Hi All!
A blank Blog- A blank canvas! Sort of like my life right now. I felt that I should be blogging again- I want to get my thoughts and dreams down and share them with whoever cares to read.
There is so much going on! I do not even know where this post is going...
This weekend Ross and I went to Walla Walla to check out Walla Walla University. I absolutely fell in love with the school, fell in love with the program and fell in love with the city! It is such beautiful wine country and the people are so nice. The program really excited me! I sat with the Dean of the Social Work program for over an hour, just chatting away in her office. We covered all kinds of ground- even how we felt about the Osama Bin Laden thing. I was having a really hard time describing how I felt to her and she felt the same way. Today, I was reading some facebook notes and stumbled across a friend's note posting a Martin Luther King Jr. quote. I want to share it here and make sure it is something that I save and remember:
"I do not rejoice in the death of an enemy. I mourn the loss of thousands of precious lives, but I will not rejoice in the death of one, not even and enemy. Returning hate for hate multiplies hate, adding deeper darkness to a night already devoid of stars. Darkness cannot drive out darkness: only light can do that. Hate cannot drive out darkness: only light can do that. Hate cannot drive out hate: only love can do that."

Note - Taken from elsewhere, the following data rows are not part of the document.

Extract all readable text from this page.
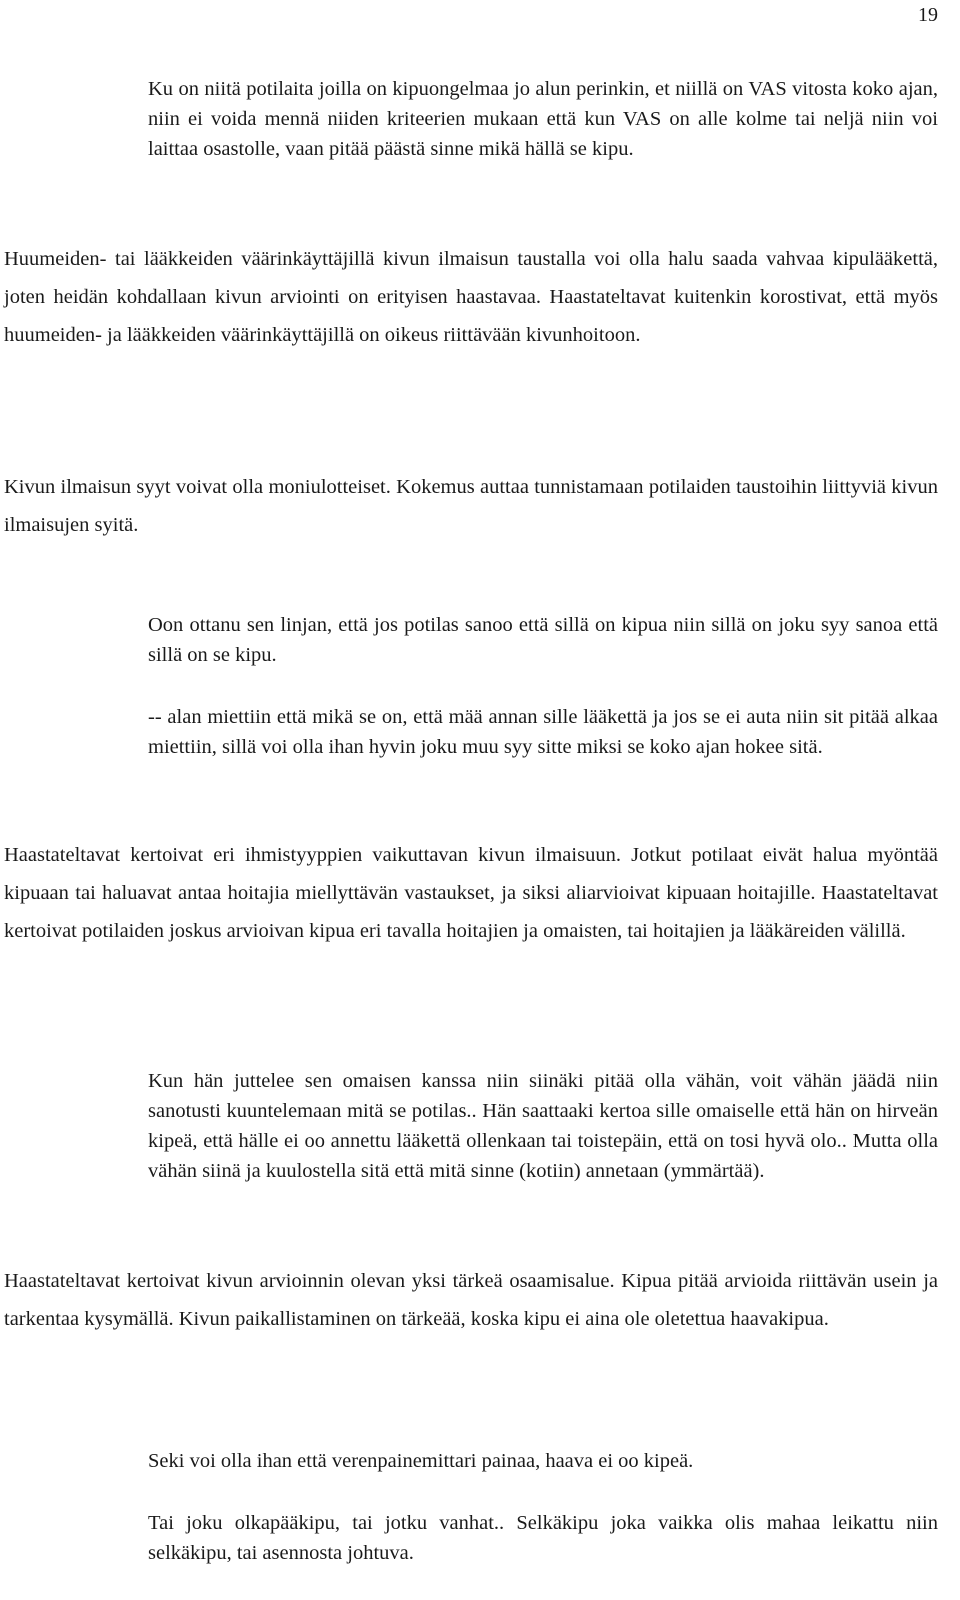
19

Ku on niitä potilaita joilla on kipuongelmaa jo alun perinkin, et niillä on VAS vitosta koko ajan, niin ei voida mennä niiden kriteerien mukaan että kun VAS on alle kolme tai neljä niin voi laittaa osastolle, vaan pitää päästä sinne mikä hällä se kipu.

Huumeiden- tai lääkkeiden väärinkäyttäjillä kivun ilmaisun taustalla voi olla halu saada vahvaa kipulääkettä, joten heidän kohdallaan kivun arviointi on erityisen haastavaa. Haastateltavat kuitenkin korostivat, että myös huumeiden- ja lääkkeiden väärinkäyttäjillä on oikeus riittävään kivunhoitoon.

Kivun ilmaisun syyt voivat olla moniulotteiset. Kokemus auttaa tunnistamaan potilaiden taustoihin liittyviä kivun ilmaisujen syitä.

Oon ottanu sen linjan, että jos potilas sanoo että sillä on kipua niin sillä on joku syy sanoa että sillä on se kipu.

-- alan miettiin että mikä se on, että mää annan sille lääkettä ja jos se ei auta niin sit pitää alkaa miettiin, sillä voi olla ihan hyvin joku muu syy sitte miksi se koko ajan hokee sitä.

Haastateltavat kertoivat eri ihmistyyppien vaikuttavan kivun ilmaisuun. Jotkut potilaat eivät halua myöntää kipuaan tai haluavat antaa hoitajia miellyttävän vastaukset, ja siksi aliarvioivat kipuaan hoitajille. Haastateltavat kertoivat potilaiden joskus arvioivan kipua eri tavalla hoitajien ja omaisten, tai hoitajien ja lääkäreiden välillä.

Kun hän juttelee sen omaisen kanssa niin siinäki pitää olla vähän, voit vähän jäädä niin sanotusti kuuntelemaan mitä se potilas.. Hän saattaaki kertoa sille omaiselle että hän on hirveän kipeä, että hälle ei oo annettu lääkettä ollenkaan tai toistepäin, että on tosi hyvä olo.. Mutta olla vähän siinä ja kuulostella sitä että mitä sinne (kotiin) annetaan (ymmärtää).

Haastateltavat kertoivat kivun arvioinnin olevan yksi tärkeä osaamisalue. Kipua pitää arvioida riittävän usein ja tarkentaa kysymällä. Kivun paikallistaminen on tärkeää, koska kipu ei aina ole oletettua haavakipua.

Seki voi olla ihan että verenpainemittari painaa, haava ei oo kipeä.

Tai joku olkapääkipu, tai jotku vanhat.. Selkäkipu joka vaikka olis mahaa leikattu niin selkäkipu, tai asennosta johtuva.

So beautiful and exactly what I have been trying to articulate. What I felt on May 2nd was simply complete sadness. Sadness that death was necessary. Sadness that this man was so sick that he did what he did to so many people. Sadness everything has gone down this way. I return to a quote that I heard while studying at Mars Hill again and again... Unfortunately I cannot find the exact quote anywhere (the quoter believed it to be C.S. Lewis). When this man was asked if Hitler was in heaven or hell, he replied something along the lines of "he is in the arms of Jesus and they are both weeping." If any one ever stumbles across this exact quote please let me know! Regardless- this opened my eyes to see a more complete picture of God and the love He has for his children. I suppose this week I have been feeling that sense of weeping for the sadness and destruction that has been Osama Bin Laden's life, the sadness and destruction that his actions have brought to so many people, so many families, and so much sadness that He didn't know the love of my God.